Het is vandaag de eerste dag van de honderdjarige Vierdaagse van Nijmegen en omdat ik nog altijd een Nijmegenaar ben (al is burgemeester Bruls mijn vader niet. Hint: Turkije) en tweemaal de Vierdaagse liep, moet ik hier nog even met de billen bloot. Ik hoop dat u begrijpt: in overdrachtelijke zin.
Want er ging nogal wat mis, destijds.
De eerste keer was in juli 1953, toen ik lid was van de Wandelclub Externen Canisius College (er was ook een WICC). Ik was veruit het jongste lid van die club en misschien ook wel de jongste van die hele Vierdaagse, zeker onder degenen die veertig kilometer per dag liepen. Ik was veertien jaar (nou ja, ik zou in november 15 worden); mijn club liep dagelijks veertig kilometer en je moest daar minimaal zestien jaar voor zijn en dus moest ik smokkelen.
Bij de keuring (keuren ze nog steeds?) loog ik dan ook dat ik zeventien jaar was, niemand die verder ergens naar vroeg en ik liep de Vierdaagse vlot uit.
Vijf jaar later was het wederom raak. Ik hoefde niet te liegen want ik was dienstplichtig soldaat en liep dus gewoon veertig kilometer, waar een ‘beloning’ in de vorm van twee dagen ‘prestatieverlof’ tegenover stond – zelfs voor minder zou je een moord begaan.
In 1953 hadden we niet bovenmatig getraind, maar komaan, je had grote voeten en je woog een kilo of vijftig, dus je liep niet, je vloog.

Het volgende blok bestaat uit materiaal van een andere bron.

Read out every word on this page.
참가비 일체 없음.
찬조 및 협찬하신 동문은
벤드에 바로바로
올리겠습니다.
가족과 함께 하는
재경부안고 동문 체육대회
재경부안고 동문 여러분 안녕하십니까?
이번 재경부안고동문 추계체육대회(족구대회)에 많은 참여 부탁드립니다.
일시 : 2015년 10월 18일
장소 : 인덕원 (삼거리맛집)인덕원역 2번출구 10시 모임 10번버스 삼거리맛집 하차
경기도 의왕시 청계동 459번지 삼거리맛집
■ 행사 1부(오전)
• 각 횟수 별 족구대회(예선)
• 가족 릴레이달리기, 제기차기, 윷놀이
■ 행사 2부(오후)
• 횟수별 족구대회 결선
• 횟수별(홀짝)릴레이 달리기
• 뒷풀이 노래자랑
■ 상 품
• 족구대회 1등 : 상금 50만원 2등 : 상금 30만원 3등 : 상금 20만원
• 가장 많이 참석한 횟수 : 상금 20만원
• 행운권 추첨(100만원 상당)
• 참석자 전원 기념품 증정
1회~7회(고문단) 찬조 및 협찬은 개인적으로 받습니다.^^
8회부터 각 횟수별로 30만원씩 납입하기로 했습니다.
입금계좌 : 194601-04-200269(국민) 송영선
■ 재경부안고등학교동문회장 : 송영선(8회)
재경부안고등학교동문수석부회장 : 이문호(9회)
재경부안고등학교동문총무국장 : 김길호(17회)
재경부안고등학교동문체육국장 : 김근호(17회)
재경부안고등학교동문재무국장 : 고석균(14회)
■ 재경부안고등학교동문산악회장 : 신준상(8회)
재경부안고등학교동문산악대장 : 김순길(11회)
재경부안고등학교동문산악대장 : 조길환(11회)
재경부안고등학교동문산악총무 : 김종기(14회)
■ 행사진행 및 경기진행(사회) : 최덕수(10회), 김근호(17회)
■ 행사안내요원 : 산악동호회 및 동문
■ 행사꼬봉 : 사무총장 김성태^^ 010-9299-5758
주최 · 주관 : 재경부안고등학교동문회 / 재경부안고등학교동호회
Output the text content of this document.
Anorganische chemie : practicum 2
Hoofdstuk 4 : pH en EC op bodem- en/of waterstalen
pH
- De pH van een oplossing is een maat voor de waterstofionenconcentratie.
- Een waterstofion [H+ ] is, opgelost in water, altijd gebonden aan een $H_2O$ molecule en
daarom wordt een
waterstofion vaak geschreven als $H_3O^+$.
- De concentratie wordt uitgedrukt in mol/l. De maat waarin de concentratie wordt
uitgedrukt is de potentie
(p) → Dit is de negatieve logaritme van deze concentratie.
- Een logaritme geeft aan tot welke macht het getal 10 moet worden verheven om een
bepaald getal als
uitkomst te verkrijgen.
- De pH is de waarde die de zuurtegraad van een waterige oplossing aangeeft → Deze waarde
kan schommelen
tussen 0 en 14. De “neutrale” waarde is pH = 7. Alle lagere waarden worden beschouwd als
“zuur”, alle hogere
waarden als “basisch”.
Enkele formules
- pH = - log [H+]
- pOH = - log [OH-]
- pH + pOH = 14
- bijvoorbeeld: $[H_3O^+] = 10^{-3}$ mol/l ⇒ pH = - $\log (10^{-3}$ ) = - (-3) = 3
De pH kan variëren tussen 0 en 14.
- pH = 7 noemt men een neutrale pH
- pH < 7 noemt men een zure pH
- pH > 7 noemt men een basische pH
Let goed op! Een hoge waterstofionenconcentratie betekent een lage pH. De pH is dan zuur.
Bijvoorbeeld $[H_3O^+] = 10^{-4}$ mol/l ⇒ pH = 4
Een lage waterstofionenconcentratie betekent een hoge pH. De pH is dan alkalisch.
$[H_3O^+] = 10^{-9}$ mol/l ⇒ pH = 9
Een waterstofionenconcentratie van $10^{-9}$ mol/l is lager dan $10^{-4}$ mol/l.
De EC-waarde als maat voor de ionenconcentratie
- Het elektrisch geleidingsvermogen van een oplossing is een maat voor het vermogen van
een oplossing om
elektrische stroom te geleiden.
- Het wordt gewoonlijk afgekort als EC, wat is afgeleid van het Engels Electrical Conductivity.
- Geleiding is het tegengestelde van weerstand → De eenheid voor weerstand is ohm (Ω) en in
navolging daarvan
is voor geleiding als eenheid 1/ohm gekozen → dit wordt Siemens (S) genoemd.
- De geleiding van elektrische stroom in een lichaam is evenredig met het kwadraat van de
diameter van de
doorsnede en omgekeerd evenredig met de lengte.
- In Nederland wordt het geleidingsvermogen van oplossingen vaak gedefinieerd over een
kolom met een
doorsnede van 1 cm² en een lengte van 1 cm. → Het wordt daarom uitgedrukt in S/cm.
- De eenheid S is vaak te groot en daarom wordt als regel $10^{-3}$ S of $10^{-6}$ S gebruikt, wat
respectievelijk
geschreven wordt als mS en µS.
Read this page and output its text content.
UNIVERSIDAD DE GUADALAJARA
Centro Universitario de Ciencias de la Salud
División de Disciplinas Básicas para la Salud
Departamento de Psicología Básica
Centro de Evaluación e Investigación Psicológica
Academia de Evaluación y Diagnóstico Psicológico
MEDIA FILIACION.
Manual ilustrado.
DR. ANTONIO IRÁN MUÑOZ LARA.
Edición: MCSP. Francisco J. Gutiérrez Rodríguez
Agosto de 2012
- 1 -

In 1958 was dat allemaal veranderd. Je naderde de negentig kilo, wegens ‘goed eten’ onder de wapenen, je liep op schoenen die gemaakt waren van karton dat onder invloed van zweet keihard was geworden en waarvan de vouwen in je voeten sneden, je had twee patroontassen op je buik, elk gevuld met een baksteen en op je rug had je een ‘pukkel’ die ook gevuld was met iets dat je niet nodig had – de ravitaillering was op een andere manier geregeld. Samen moest dat tien kilo wegen en daar kwam dan ook nog de Garand M1 bij, een ouderwets Amerikaans geweer van een kilo of vier dat op zijn beurt in je schouders sneed. Dat laatste kon tamelijk effectief verzacht worden door het gebruik van het toenmalige Nefa damesverband. Mede-soldaten die goed waren in ‘ritselen’ hadden een stengun te pakken weten te krijgen, of een pistool. Die waren wat lichter en handiger.
En je had nauwelijks getraind. Training moest namelijk na de dienst, en we liepen dus nogal halfhartig een paar kilometer rond de Johannes Postkazerne in Steenwijkerwold en voor de rest zagen we wel. Je deed het voor die twee dagen verlof, niet voor de prestatie.
En dus liepen we de eerste dag vrij goed, maar met een verbijsterende oogst aan blaren, de twee dag (de moeilijkste) hompelde je weer veertig kilometer – de Nederlandse krijgsmacht ging een beetje verschut – de derde dag was het nog erger en op de vierde dronk ik zoveel cola dat ik bijna van de pontonbrug over de Maas bij Cuyk viel en even later in de uiterwaarden op een brancard zout zat te eten.
Het ritueel op bevel van de commanderende officier omdraaien op de St Annastraat in Nijmegen (toen godlof nog niet Via Gladiola) en een stukje teruglopen en weer omdraaien in de goede richting verliep wonderwel goed, waarna opeens mijn zus opdook, die me een bos, jawel, gladiolen in de hand drukte en een EP’tje met muziek van Marian McPartland (‘I hear music’).
Ik kreeg dus twee medailles, die nog een tijdje in een laatje lagen in mijn ouderlijk huis. Beide zijn al heel lang spoorloos. Het EP’tje ook.
Zijn er nog vragen?
Nee? Dacht ik al.
Dan was dit echt de laatste keer dat ik wat te zeuren heb over de Vierdaagse.